8.5. Preliminary Hardware Analysis
Once the algorithm has been ported to use the Impulse C library for streaming data and has been verified using desktop simulation, we can perform some preliminary analysis of the hardware processes before going all the way through hardware synthesis. By simply compiling the hardware processes in Impulse C, we can see some basic statistics in the output report from the optimization. This information includes stage counts for basic loops, and pipeline rates and latencies.
Using the optimizer outputs, we can look at all the basic blocks of the main loop in the algorithm and determine that each iteration requires 191 stages, which generally correspond to cycles. Using that information, we can determine an estimated throughput rate for a given clock frequency. For example, assuming a 50 MHz clock, we can compute 50e6/191, which equates to 261,780 blocks per second (at one block per process iteration). That in turn equates to 2,094,240 bytes per second, which at eight bytes per block is approximately 2MB per second performance. This is a rough estimate and assumes ideal conditions such as data always being available on the input stream.
While this analysis represents only a theoretical maximum throughput, it can be useful to determine the potential benefit of compiling to hardware and to suggest when further optimization is clearly necessary. Performing an initial analysis like this can help you avoid building actual hardware (whether that hardware is generated by the C compiler or hand-crafted using an HDL) for processes that turn out to be ill-suited for hardware implementation. This kind of analysis can also help when performing iterative language-level optimizations on an algorithm as it is being refined. Because the actual hardware synthesis process can be time-consuming, the design cycle can be significantly reduced and hardware/software partitioning decisions can be more accurately made.
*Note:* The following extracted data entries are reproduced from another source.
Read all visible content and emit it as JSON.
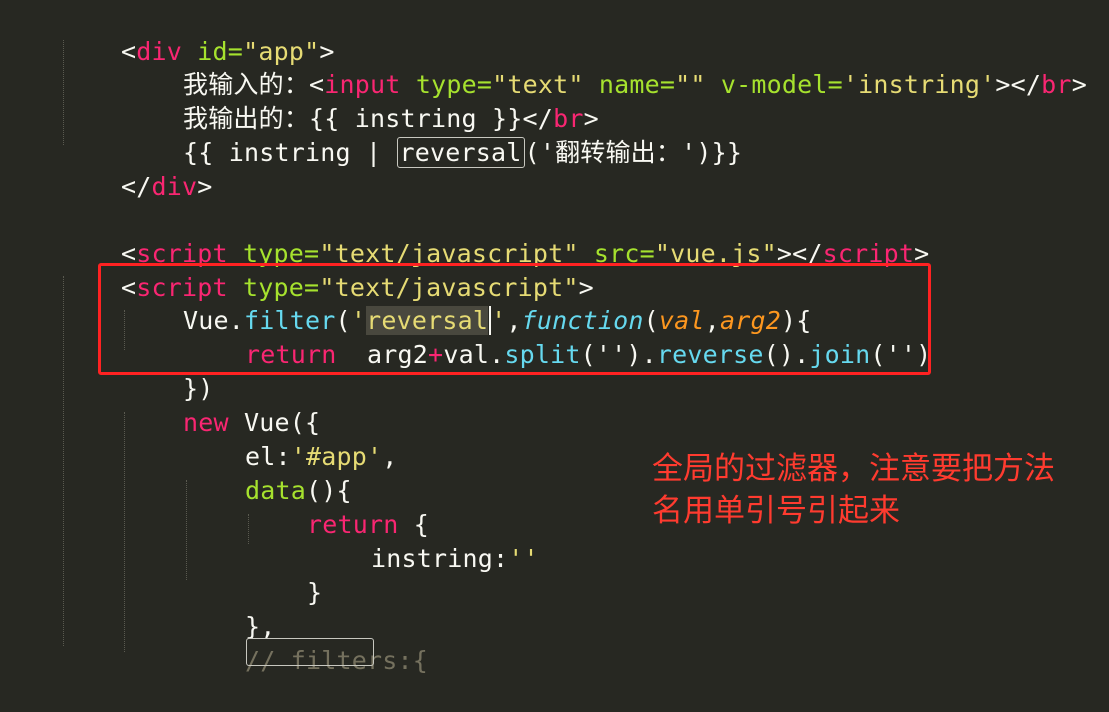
{
  "code": {
    "l1_open": "<",
    "l1_tag": "div",
    "l1_attr": " id=",
    "l1_val": "\"app\"",
    "l1_close": ">",
    "l2_label": "我输入的：",
    "l2_lt": "<",
    "l2_tag": "input",
    "l2_attr1": " type=",
    "l2_val1": "\"text\"",
    "l2_attr2": " name=",
    "l2_val2": "\"\"",
    "l2_attr3": " v-model=",
    "l2_val3": "'instring'",
    "l2_mid": "></",
    "l2_tag2": "br",
    "l2_end": ">",
    "l3_label": "我输出的：",
    "l3_expr": "{{ instring }}</",
    "l3_tag": "br",
    "l3_end": ">",
    "l4_start": "{{ instring | ",
    "l4_filter": "reversal",
    "l4_open": "('",
    "l4_arg": "翻转输出：",
    "l4_close": "')}}",
    "l5_open": "</",
    "l5_tag": "div",
    "l5_end": ">",
    "l7_open": "<",
    "l7_tag": "script",
    "l7_attr1": " type=",
    "l7_val1": "\"text/javascript\"",
    "l7_attr2": " src=",
    "l7_val2": "\"vue.js\"",
    "l7_mid": "></",
    "l7_tag2": "script",
    "l7_end": ">",
    "l8_open": "<",
    "l8_tag": "script",
    "l8_attr": " type=",
    "l8_val": "\"text/javascript\"",
    "l8_end": ">",
    "l9_obj": "Vue.",
    "l9_method": "filter",
    "l9_open": "(",
    "l9_q1": "'",
    "l9_name": "reversal",
    "l9_q2": "'",
    "l9_comma": ",",
    "l9_kw": "function",
    "l9_p_open": "(",
    "l9_p1": "val",
    "l9_p_comma": ",",
    "l9_p2": "arg2",
    "l9_p_close": "){",
    "l10_kw": "return",
    "l10_a": "  arg2",
    "l10_plus": "+",
    "l10_b": "val.",
    "l10_split": "split",
    "l10_c": "('').",
    "l10_reverse": "reverse",
    "l10_d": "().",
    "l10_join": "join",
    "l10_e": "('')",
    "l11": "})",
    "l12_kw": "new",
    "l12_rest": " Vue({",
    "l13_key": "el:",
    "l13_val": "'#app'",
    "l13_comma": ",",
    "l14_fn": "data",
    "l14_rest": "(){",
    "l15_kw": "return",
    "l15_rest": " {",
    "l16_key": "instring:",
    "l16_val": "''",
    "l17": "}",
    "l18": "},",
    "l19": "// filters:{"
  },
  "annotation": {
    "line1": "全局的过滤器，注意要把方法",
    "line2": "名用单引号引起来"
  },
  "colors": {
    "background": "#272822",
    "tag": "#f92672",
    "attribute": "#a6e22e",
    "string": "#e6db74",
    "function": "#66d9ef",
    "parameter": "#fd971f",
    "comment": "#75715e",
    "highlight_border": "#ff2222",
    "annotation_text": "#ff3b2f"
  }
}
Initial Results: 10.6X Performance Increase
The results of the test (expressed as the computation times for a specified number of data blocks) were generated using timers available on the MicroBlaze processor and invoked from within the C language test application. (This embedded test bench is described in more detail in Chapter 9.)
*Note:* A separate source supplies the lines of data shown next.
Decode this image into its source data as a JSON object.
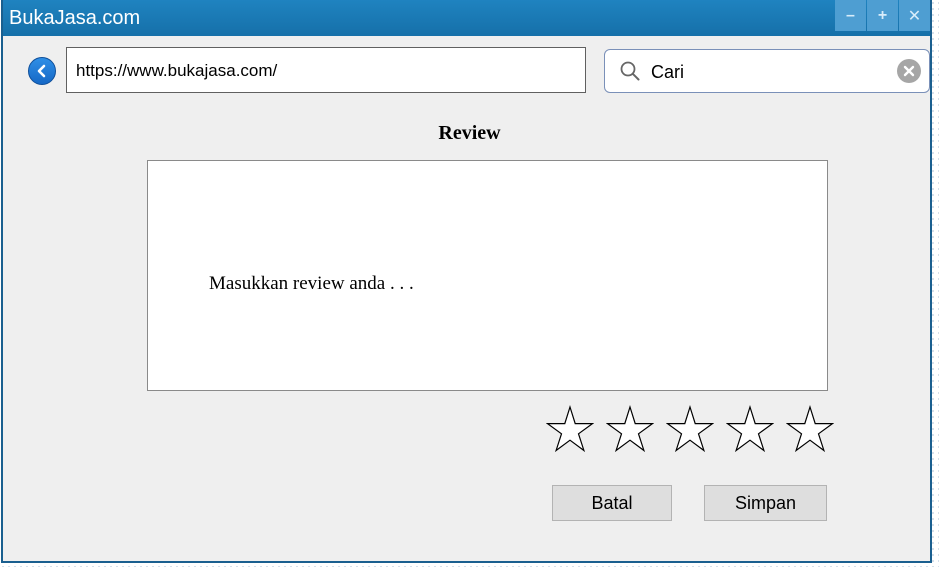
{
  "window": {
    "title": "BukaJasa.com",
    "controls": {
      "minimize": "–",
      "maximize": "+",
      "close": "✕"
    }
  },
  "navbar": {
    "url": "https://www.bukajasa.com/",
    "search_placeholder": "Cari"
  },
  "review": {
    "title": "Review",
    "placeholder": "Masukkan review anda . . .",
    "rating": {
      "value": 0,
      "max": 5
    }
  },
  "buttons": {
    "cancel": "Batal",
    "save": "Simpan"
  },
  "colors": {
    "titlebar": "#1a78b6",
    "window_bg": "#efefef",
    "accent": "#1f6fd0"
  }
}
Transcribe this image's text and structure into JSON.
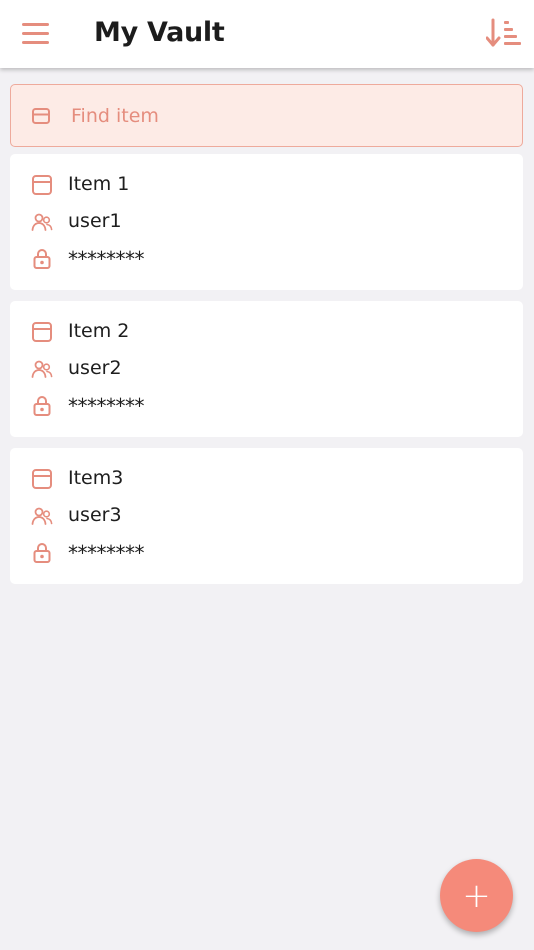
{
  "header": {
    "title": "My Vault",
    "menu_icon": "hamburger-menu-icon",
    "sort_icon": "sort-descending-icon"
  },
  "search": {
    "placeholder": "Find item",
    "value": "",
    "icon": "browser-window-icon"
  },
  "items": [
    {
      "name": "Item 1",
      "username": "user1",
      "password": "********"
    },
    {
      "name": "Item 2",
      "username": "user2",
      "password": "********"
    },
    {
      "name": "Item3",
      "username": "user3",
      "password": "********"
    }
  ],
  "item_icons": {
    "name": "browser-window-icon",
    "username": "users-icon",
    "password": "lock-icon"
  },
  "fab": {
    "label": "+",
    "icon": "plus-icon"
  },
  "colors": {
    "accent": "#f58a7a",
    "accent_icon": "#e58d7e",
    "search_bg": "#fdebe6",
    "page_bg": "#f2f1f4",
    "card_bg": "#ffffff"
  }
}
The results demonstrated that, for this algorithm running on the Virtex II, a hardware implementation would result in faster performance (a 10.6X speedup) than a software-only solution, even with the modest overhead of data communication between the processor and the FPGA-based encryption algorithm. This is due in part to the extremely low data communication overhead introduced by the Xilinx FSL bus. It is due as well to the compiler's ability to find and exploit low-level parallelism within the inner code loop of the algorithm. As you will learn in Chapter 10, however, the potential speedups for this algorithm are substantially greater.